Schizophrenia is a complex disorder and the view that schizophrenia is caused by hyperdopaminergic activity is an oversimplification. In fact, there are clinical evidence in accordance with a hypodopaminergic condition. Thus, untreated patients show motor disturbances in line with a decreased dopamine activity in the extrapyramidal system, likewise cognitive deficits and negative symptoms.
In our research we have explored the evidence of schizophrenia as a hyper- or hypodopaminergic condition. With Positron Emission Tomography (PET) we have not seen any evidence of increased D2-dopamine receptors in the brain of never medicated patients. The major dopamine metabolite homovanillic acid (HVA) was lowered in CSF in line with a decreased dopamine turnover in the brain. Tyrosine is precursor to the synthesis of dopamine and for that aim we have made transport studies in an in vitro model with fibroblasts to determine tyrosine kinetics. The results demonstrated that tyrosine transport is lower in patients with schizophrenia in comparison to healthy controls. Tyrosine kinetics measured with PET demonstrated dysregulation of tyrosine transport into the brain.

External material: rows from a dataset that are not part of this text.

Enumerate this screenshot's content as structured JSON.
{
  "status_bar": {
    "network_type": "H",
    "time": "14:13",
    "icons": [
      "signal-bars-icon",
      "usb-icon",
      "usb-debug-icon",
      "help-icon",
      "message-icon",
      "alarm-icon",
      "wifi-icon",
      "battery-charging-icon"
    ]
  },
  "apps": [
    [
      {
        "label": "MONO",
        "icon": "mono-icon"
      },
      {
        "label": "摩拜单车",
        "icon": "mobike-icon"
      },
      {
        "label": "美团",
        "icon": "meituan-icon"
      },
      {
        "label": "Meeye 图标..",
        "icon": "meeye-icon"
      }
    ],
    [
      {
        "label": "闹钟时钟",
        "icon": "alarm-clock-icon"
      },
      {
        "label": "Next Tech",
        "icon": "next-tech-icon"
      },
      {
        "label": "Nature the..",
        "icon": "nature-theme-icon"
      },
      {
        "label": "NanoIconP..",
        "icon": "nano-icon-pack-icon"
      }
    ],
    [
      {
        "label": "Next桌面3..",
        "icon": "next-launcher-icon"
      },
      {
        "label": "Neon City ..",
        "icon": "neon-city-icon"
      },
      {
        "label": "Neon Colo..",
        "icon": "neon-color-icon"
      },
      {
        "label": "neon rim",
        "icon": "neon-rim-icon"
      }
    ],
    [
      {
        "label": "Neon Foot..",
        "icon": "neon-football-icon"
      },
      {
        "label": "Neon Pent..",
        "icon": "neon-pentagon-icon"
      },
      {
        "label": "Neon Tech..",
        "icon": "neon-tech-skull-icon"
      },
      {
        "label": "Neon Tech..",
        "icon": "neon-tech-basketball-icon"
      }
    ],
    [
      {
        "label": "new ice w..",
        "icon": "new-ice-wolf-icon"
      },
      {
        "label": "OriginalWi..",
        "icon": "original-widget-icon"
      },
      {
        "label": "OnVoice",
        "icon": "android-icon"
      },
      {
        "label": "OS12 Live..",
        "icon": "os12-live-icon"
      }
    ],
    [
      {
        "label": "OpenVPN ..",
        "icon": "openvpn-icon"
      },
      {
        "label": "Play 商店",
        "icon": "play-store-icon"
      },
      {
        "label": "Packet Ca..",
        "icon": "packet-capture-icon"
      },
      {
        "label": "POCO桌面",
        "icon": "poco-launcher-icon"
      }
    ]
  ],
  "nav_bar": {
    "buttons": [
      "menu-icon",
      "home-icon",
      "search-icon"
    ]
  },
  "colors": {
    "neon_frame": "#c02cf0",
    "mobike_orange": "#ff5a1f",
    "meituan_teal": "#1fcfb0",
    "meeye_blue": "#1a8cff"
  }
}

We have found evidence of schizophrenia as a hypodopaminergic condition. This fact is a problem realizing that our antipsychotics are D2-dopamine antagonists, thus decreasing dopamine activity even further. The concept of schizophrenia as both a hypo- and hyperdopaminergic condition may explain why clozapine, a week D2-antagonist, works more efficiently than other antipsychotic compounds. It should be recognized that positive symptoms are, at least partly, related to changes in dopamine activity and therefore respond very efficiently to D2-dopamine antagonists.